Capitalization rates (cap rates for short) are one way to talk about estimated investment returns in real estate. You’ll hear them mentioned a lot, such as “the cap rate is too low for this market”.
What is a Cap Rate?
The cap rate indicates the rough return on investment for a specific property at a specific point in time.
Net operating income (NOI for short) = how much a property makes after all expenses are paid except the mortgage (if applicable).
Market Value = how much the asset would sell for.
NOI/Market Value = Cap rate
Be careful – the NOI is calculated in different ways incorporating different expenses for different properties. Market Value is what someone (including you) is willing to pay for it and will be different depending on different buyers’ situations (such as who can get better loan terms or have access to economies of scale to reduce costs after closing).
Ask which ones are included, walk through the assumptions or do your own due diligence. You absolutely have the right to access the underwriting, expense and income information for a property before investing. Keep in mind numbers can be adjusted a lot to support the point of whoever is running the calculations. The banks all get this, as an investor it is important you do too. If someone won’t share the data with you so you can check it, that’s a red flag.
What do I use a Cap Rate for?
There are a few general trends for cap rates:
- Properties perform better when they are bought at a high cap rate and sold at a low cap rate. This typically involves adding value to the property and/or changing market conditions.
- Properties with lower risk tend to have lower cap rates than properties with higher risk.
The most useful thing is to compare properties in the same market.
Say a broker is offering a property at a 5 cap (that’s shorthand for a 5% capitalization rate). If other properties in the area are selling at a 6 or 6.5 cap, that’s a flag that either this property is much lower risk than the others OR the market value is higher than it can bear OR expenses have been creatively book kept to be very low. Or a combination. No matter which, it’s a flag to go dive deeper into the property finances.

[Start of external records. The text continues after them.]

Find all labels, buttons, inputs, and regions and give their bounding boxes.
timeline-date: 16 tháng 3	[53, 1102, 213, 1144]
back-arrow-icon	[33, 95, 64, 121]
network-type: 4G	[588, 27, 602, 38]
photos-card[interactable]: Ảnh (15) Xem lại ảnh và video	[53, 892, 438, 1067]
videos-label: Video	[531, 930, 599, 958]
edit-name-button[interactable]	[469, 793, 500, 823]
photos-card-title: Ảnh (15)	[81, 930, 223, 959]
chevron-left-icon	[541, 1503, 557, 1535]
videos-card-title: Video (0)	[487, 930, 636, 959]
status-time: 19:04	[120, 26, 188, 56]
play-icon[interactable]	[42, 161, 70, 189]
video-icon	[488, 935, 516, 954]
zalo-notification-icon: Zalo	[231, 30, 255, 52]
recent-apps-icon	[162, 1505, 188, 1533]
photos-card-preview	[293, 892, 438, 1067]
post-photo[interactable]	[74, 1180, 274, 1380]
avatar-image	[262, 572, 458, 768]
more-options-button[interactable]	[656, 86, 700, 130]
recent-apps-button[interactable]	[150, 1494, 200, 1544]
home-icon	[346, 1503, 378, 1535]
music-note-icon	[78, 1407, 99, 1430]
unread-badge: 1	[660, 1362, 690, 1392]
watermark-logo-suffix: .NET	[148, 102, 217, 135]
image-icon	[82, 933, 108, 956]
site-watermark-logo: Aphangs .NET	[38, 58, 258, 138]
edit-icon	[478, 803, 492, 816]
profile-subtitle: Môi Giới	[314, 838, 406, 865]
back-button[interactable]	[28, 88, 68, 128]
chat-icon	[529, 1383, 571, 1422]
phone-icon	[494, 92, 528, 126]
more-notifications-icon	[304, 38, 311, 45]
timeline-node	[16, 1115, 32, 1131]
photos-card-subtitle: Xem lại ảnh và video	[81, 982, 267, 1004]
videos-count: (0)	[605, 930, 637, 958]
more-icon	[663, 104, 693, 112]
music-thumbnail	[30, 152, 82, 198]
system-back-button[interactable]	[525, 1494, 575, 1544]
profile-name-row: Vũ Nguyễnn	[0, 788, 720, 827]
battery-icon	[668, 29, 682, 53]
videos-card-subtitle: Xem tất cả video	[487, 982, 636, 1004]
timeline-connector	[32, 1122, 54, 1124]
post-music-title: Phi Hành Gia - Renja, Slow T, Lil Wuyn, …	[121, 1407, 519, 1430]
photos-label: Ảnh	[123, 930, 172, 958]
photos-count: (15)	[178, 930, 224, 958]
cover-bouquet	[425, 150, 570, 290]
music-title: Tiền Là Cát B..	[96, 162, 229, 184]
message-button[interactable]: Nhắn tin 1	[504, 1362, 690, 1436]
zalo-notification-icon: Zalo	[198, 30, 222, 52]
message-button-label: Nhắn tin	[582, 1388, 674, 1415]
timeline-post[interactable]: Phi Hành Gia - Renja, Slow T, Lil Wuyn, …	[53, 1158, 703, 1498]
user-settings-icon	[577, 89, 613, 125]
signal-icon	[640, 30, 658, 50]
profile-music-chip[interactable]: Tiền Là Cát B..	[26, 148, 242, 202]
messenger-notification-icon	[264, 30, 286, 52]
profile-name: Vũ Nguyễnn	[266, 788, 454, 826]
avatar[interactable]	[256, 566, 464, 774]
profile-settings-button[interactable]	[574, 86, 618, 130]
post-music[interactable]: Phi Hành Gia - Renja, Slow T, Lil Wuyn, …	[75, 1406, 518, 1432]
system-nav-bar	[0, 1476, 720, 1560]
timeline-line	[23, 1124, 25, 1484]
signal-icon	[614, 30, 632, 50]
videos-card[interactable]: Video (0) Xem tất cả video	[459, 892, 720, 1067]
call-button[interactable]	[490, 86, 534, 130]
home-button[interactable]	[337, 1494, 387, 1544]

For investors, cap rates can also raise a flag that underwriting may not be conservative. If the cap rate at purchase is the same or greater than the assumed cap rate at sale, the underwriting is not conservative. Banks generally assume an increase of 0.15/yr, so on a 5 yr hold 0.15*5 = 0.75 increase in cap rate.

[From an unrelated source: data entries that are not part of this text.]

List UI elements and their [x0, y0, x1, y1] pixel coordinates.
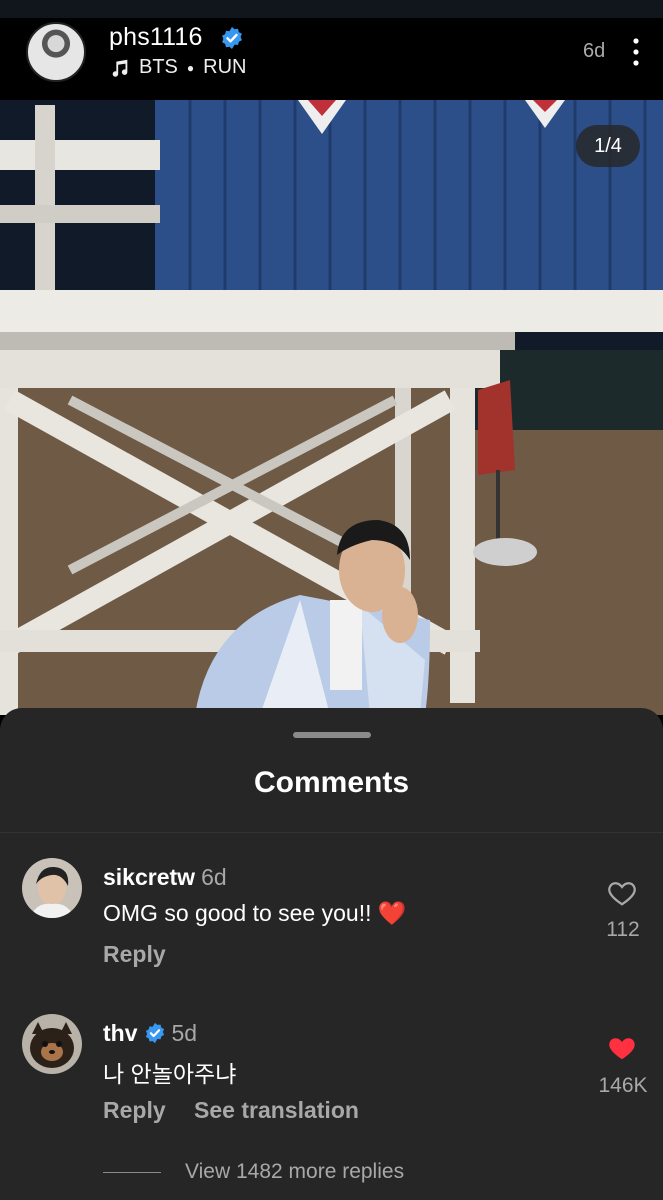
like-count: 112	[606, 918, 640, 941]
lifeguard-tower-photo	[0, 100, 663, 715]
comment-text: OMG so good to see you!! ❤️	[103, 900, 407, 926]
view-more-replies[interactable]: View 1482 more replies	[103, 1160, 404, 1184]
music-artist: BTS	[139, 56, 178, 78]
comments-sheet: Comments sikcretw 6d OMG so good to see y…	[0, 708, 663, 1200]
image-counter: 1/4	[576, 125, 640, 167]
divider	[0, 832, 663, 833]
heart-icon[interactable]	[607, 878, 637, 908]
post-age: 6d	[583, 40, 606, 62]
music-song: RUN	[203, 56, 247, 78]
view-more-label: View 1482 more replies	[185, 1160, 405, 1183]
music-note-icon	[112, 59, 128, 77]
comment-username[interactable]: thv	[103, 1020, 138, 1046]
more-vertical-icon[interactable]	[630, 36, 642, 68]
replies-line	[103, 1171, 161, 1173]
drag-handle[interactable]	[293, 732, 371, 738]
post-header: phs1116 BTS ● RUN 6d	[0, 18, 663, 100]
status-bar	[0, 0, 663, 18]
comment-text: 나 안놀아주냐	[103, 1061, 237, 1087]
verified-badge-icon	[222, 27, 242, 49]
reply-button[interactable]: Reply	[103, 941, 166, 967]
music-info[interactable]: BTS ● RUN	[109, 56, 247, 79]
post-photo[interactable]	[0, 100, 663, 715]
comment-username[interactable]: sikcretw	[103, 864, 195, 890]
poster-username[interactable]: phs1116	[109, 23, 203, 52]
comments-title: Comments	[253, 766, 410, 799]
comment-time: 6d	[201, 864, 227, 890]
comment-time: 5d	[171, 1020, 198, 1046]
commenter-avatar[interactable]	[22, 1014, 82, 1074]
heart-icon[interactable]	[607, 1033, 637, 1063]
reply-button[interactable]: Reply	[103, 1097, 166, 1123]
see-translation-button[interactable]: See translation	[194, 1097, 359, 1123]
separator-dot: ●	[186, 60, 195, 75]
like-count: 146K	[598, 1074, 648, 1097]
poster-avatar[interactable]	[26, 22, 86, 82]
commenter-avatar[interactable]	[22, 858, 82, 918]
verified-badge-icon	[145, 1022, 164, 1044]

Fun fact: the cap rate assumed at sale of a property is called the reversion Cap rate
Cliff Notes Questions for Investors
If you’re looking at a deal, here are a few Cap rate questions to ask the people who are underwriting it:
- What is the current cap rate and reversion cap rate?
- What are the cap rates for 3-4 similar properties in the same market?
- How have the expenses used to calculate NOI changed over the past 3 years?
- Will you walk me through your underwriting (or send me a link to it)?